Registration Dossier

Ecotoxicological information

Endpoint summary

Administrative data

Description of key information

Additional information

No data are available for the submission substance, 3-(triethoxysilyl)propanethiol (CAS 14814-09-6), however, reliable test data are available for the substance, 3-(trimethoxysilyl)propane-1-thiol (CAS 4420-74-0) which rapidly hydrolyses to the same silanol hydrolysis product as the submission substance, 3-(trihydroxysilyl)propanethiol.

Reliable short-term toxicity test results are available for freshwater fish (Danio rerio), invertebrates (Daphnia magna) and algae (Desmodesmus subspicatus). The relevant short-term values have been read-across from 3-(trimethoxysilyl)propane-1-thiol (CAS 4420-74-0):

Fish (96 h): LC50 = 439 mg/L. This is equivalent to 345 mg/L when expressed in terms of the silanol hydrolysis product, 3-(trihydroxysilyl)propanethiol.

Invertebrates (48 h): EC50 = 6.7 mg/L. This is equivalent to 5.3 mg/L when expressed in terms of the silanol hydrolysis product, 3-(trihydroxysilyl)propanethiol.

Algae (72 h): ErC50 = 931mg/L, ErC10 = 92 mg/L and NOErC = 40 mg/L. These values are equivalent to 731, 72 and 31 mg/L when expressed in terms of the silanol hydrolysis product, 3-(trihydroxysilyl)propanethiol.

An activated respiration inhibition 3 hour EC50 463 mg/L and EC10 32.6 mg/L were determined in a reliable study with the read-across substance, 3-(trihydroxysilyl)propane-1-thiol (CAS 4420-74-0).

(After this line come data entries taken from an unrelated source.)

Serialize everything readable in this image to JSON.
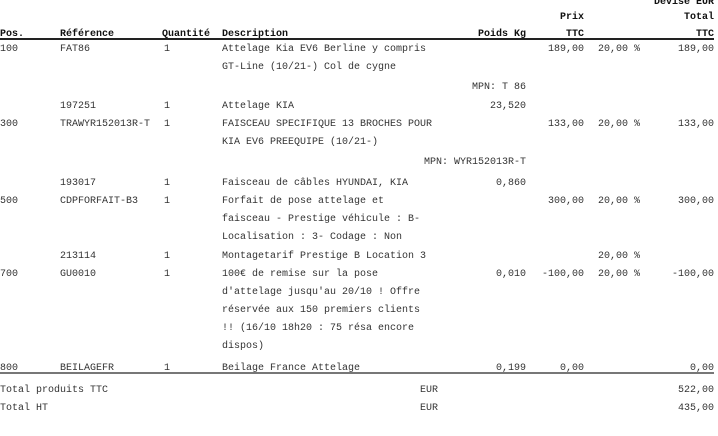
{
  "currency_label": "Devise EUR",
  "headers": {
    "pos": "Pos.",
    "reference": "Référence",
    "quantity": "Quantité",
    "description": "Description",
    "weight": "Poids Kg",
    "price_top": "Prix",
    "price_bottom": "TTC",
    "total_top": "Total",
    "total_bottom": "TTC"
  },
  "rows": [
    {
      "pos": "100",
      "ref": "FAT86",
      "qty": "1",
      "desc": [
        "Attelage Kia EV6 Berline y compris",
        "GT-Line (10/21-) Col de cygne"
      ],
      "weight": "",
      "price": "189,00",
      "vat": "20,00 %",
      "total": "189,00",
      "mpn": "MPN: T 86"
    },
    {
      "pos": "",
      "ref": "197251",
      "qty": "1",
      "desc": [
        "Attelage KIA"
      ],
      "weight": "23,520",
      "price": "",
      "vat": "",
      "total": ""
    },
    {
      "pos": "300",
      "ref": "TRAWYR152013R-T",
      "qty": "1",
      "desc": [
        "FAISCEAU SPECIFIQUE 13 BROCHES POUR",
        "KIA EV6 PREEQUIPE (10/21-)"
      ],
      "weight": "",
      "price": "133,00",
      "vat": "20,00 %",
      "total": "133,00",
      "mpn": "MPN: WYR152013R-T"
    },
    {
      "pos": "",
      "ref": "193017",
      "qty": "1",
      "desc": [
        "Faisceau de câbles HYUNDAI, KIA"
      ],
      "weight": "0,860",
      "price": "",
      "vat": "",
      "total": ""
    },
    {
      "pos": "500",
      "ref": "CDPFORFAIT-B3",
      "qty": "1",
      "desc": [
        "Forfait de pose attelage et",
        "faisceau - Prestige véhicule : B-",
        "Localisation : 3- Codage : Non"
      ],
      "weight": "",
      "price": "300,00",
      "vat": "20,00 %",
      "total": "300,00"
    },
    {
      "pos": "",
      "ref": "213114",
      "qty": "1",
      "desc": [
        "Montagetarif Prestige B Location 3"
      ],
      "weight": "",
      "price": "",
      "vat": "20,00 %",
      "total": ""
    },
    {
      "pos": "700",
      "ref": "GU0010",
      "qty": "1",
      "desc": [
        "100€ de remise sur la pose",
        "d'attelage jusqu'au 20/10 ! Offre",
        "réservée aux 150 premiers clients",
        "!! (16/10 18h20 : 75 résa encore",
        "dispos)"
      ],
      "weight": "0,010",
      "price": "-100,00",
      "vat": "20,00 %",
      "total": "-100,00"
    },
    {
      "pos": "800",
      "ref": "BEILAGEFR",
      "qty": "1",
      "desc": [
        "Beilage France Attelage"
      ],
      "weight": "0,199",
      "price": "0,00",
      "vat": "",
      "total": "0,00"
    }
  ],
  "totals": [
    {
      "label": "Total produits TTC",
      "currency": "EUR",
      "value": "522,00"
    },
    {
      "label": "Total HT",
      "currency": "EUR",
      "value": "435,00"
    }
  ]
}
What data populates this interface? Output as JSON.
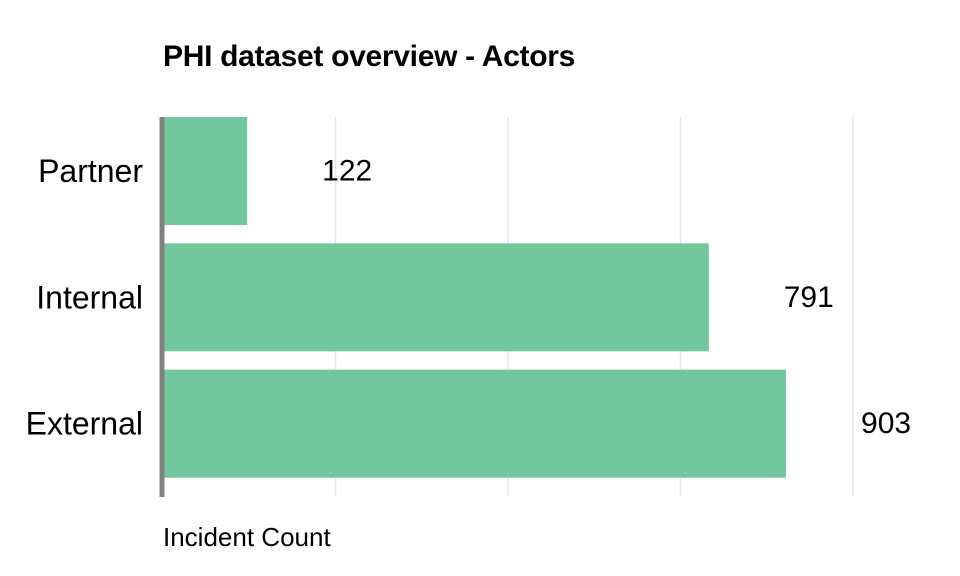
{
  "chart_data": {
    "type": "bar",
    "orientation": "horizontal",
    "title": "PHI dataset overview - Actors",
    "xlabel": "Incident Count",
    "ylabel": "",
    "categories": [
      "Partner",
      "Internal",
      "External"
    ],
    "values": [
      122,
      791,
      903
    ],
    "xlim": [
      0,
      1000
    ],
    "grid": true,
    "data_labels": true,
    "colors": {
      "bar": "#73c79c",
      "grid": "#e6e6e6",
      "axis": "#808080"
    }
  }
}
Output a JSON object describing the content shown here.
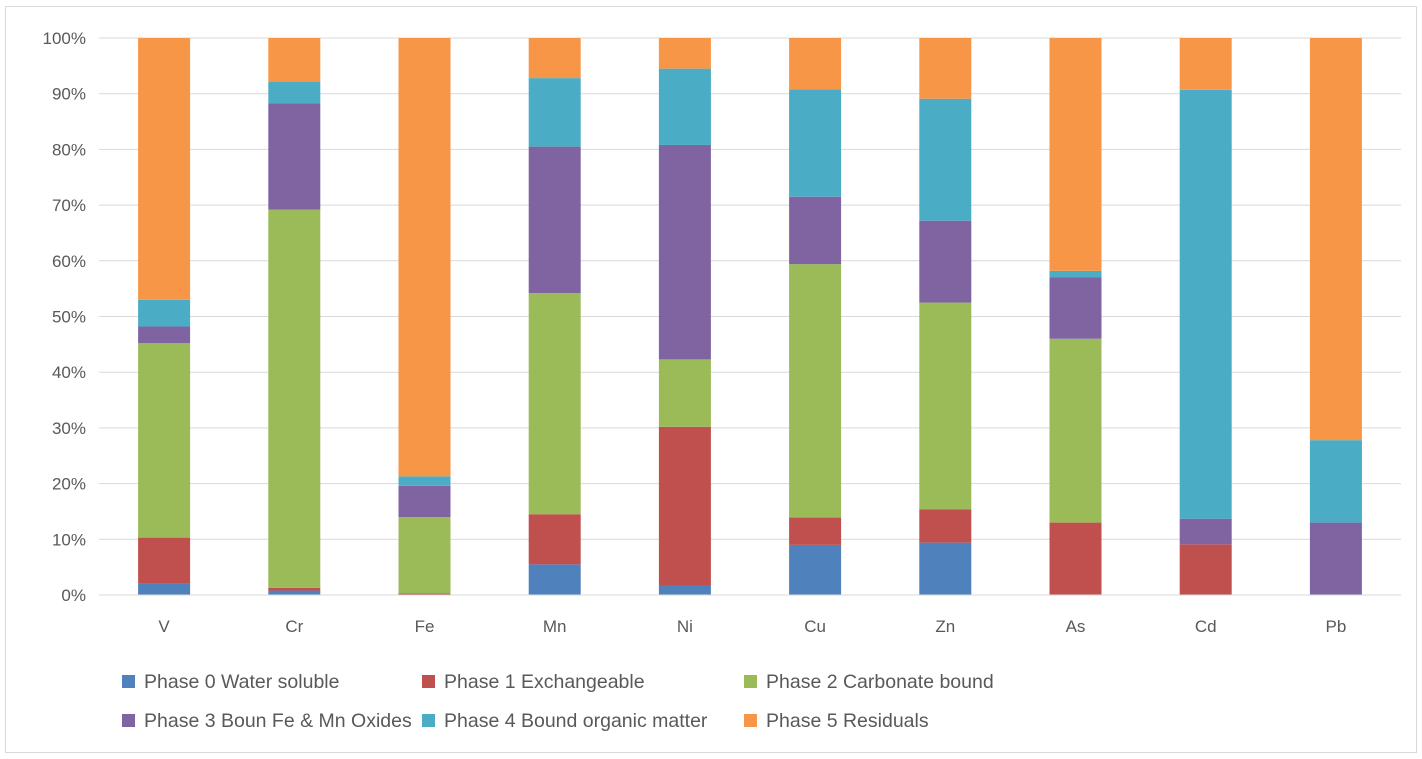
{
  "chart_data": {
    "type": "bar",
    "stacked": "percent",
    "title": "",
    "xlabel": "",
    "ylabel": "",
    "ylim": [
      0,
      100
    ],
    "y_ticks": [
      "0%",
      "10%",
      "20%",
      "30%",
      "40%",
      "50%",
      "60%",
      "70%",
      "80%",
      "90%",
      "100%"
    ],
    "grid": true,
    "legend_position": "bottom",
    "categories": [
      "V",
      "Cr",
      "Fe",
      "Mn",
      "Ni",
      "Cu",
      "Zn",
      "As",
      "Cd",
      "Pb"
    ],
    "series": [
      {
        "name": "Phase 0 Water soluble",
        "color": "#4F81BD",
        "values": [
          2.0,
          0.8,
          0.0,
          5.5,
          1.7,
          9.0,
          9.4,
          0.0,
          0.0,
          0.0
        ]
      },
      {
        "name": "Phase 1 Exchangeable",
        "color": "#C0504D",
        "values": [
          8.3,
          0.5,
          0.3,
          9.0,
          28.5,
          4.9,
          6.0,
          13.0,
          9.1,
          0.0
        ]
      },
      {
        "name": "Phase 2 Carbonate bound",
        "color": "#9BBB59",
        "values": [
          34.9,
          67.9,
          13.7,
          39.7,
          12.1,
          45.5,
          37.1,
          33.0,
          0.0,
          0.0
        ]
      },
      {
        "name": "Phase 3 Boun Fe & Mn Oxides",
        "color": "#8064A2",
        "values": [
          3.0,
          19.1,
          5.6,
          26.3,
          38.5,
          12.1,
          14.7,
          11.0,
          4.6,
          13.0
        ]
      },
      {
        "name": "Phase 4 Bound organic matter",
        "color": "#4BACC6",
        "values": [
          4.8,
          3.8,
          1.7,
          12.3,
          13.7,
          19.3,
          21.9,
          1.2,
          77.0,
          14.8
        ]
      },
      {
        "name": "Phase 5 Residuals",
        "color": "#F79646",
        "values": [
          47.0,
          7.9,
          78.7,
          7.2,
          5.5,
          9.2,
          10.9,
          41.8,
          9.3,
          72.2
        ]
      }
    ]
  }
}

The substance will be exposed to the environment through wastewater treatment plant (WWTP) effluent only. The minimum residency time in the wastewater treatment plant is approximately 7 hours (although this is a conservative figure and wastewater treatment time may be hours longer) with an average temperature of 15°C (assumed to be at neutral pH). Some degradation by hydrolysis would be expected before the substance is released to the receiving waters, but a significant amount of parent could remain. The environmental hazard assessment for the aquatic compartment is therefore based on the properties of the parent substance, in accordance with REACH guidance.

 

Refer to IUCLID Section 6 endpoint summary (CSR Section 7.0) for further discussion of the approach to chemical safety assessment and justification for read across.

 

In line with ECHA Final Decision No. TPE-D-2114432420-65-01/F, there are ongoing acute studies with the registration substance, 3-(triethoxysilyl)propanethiol (CAS 14814-09-6), conducted according to OECD test guidelines and in compliance with GLP. After these results have been reviewed, a long-term study will be carried out with the most sensitive trophic level. However, the short-term study results will not be available in time for the final decision deadline of 26th January 2021. The study results will therefore be submitted at a later date. The acute toxicity study reports are expected to be available in March 2021, therefore an update will be submitted by July 2021.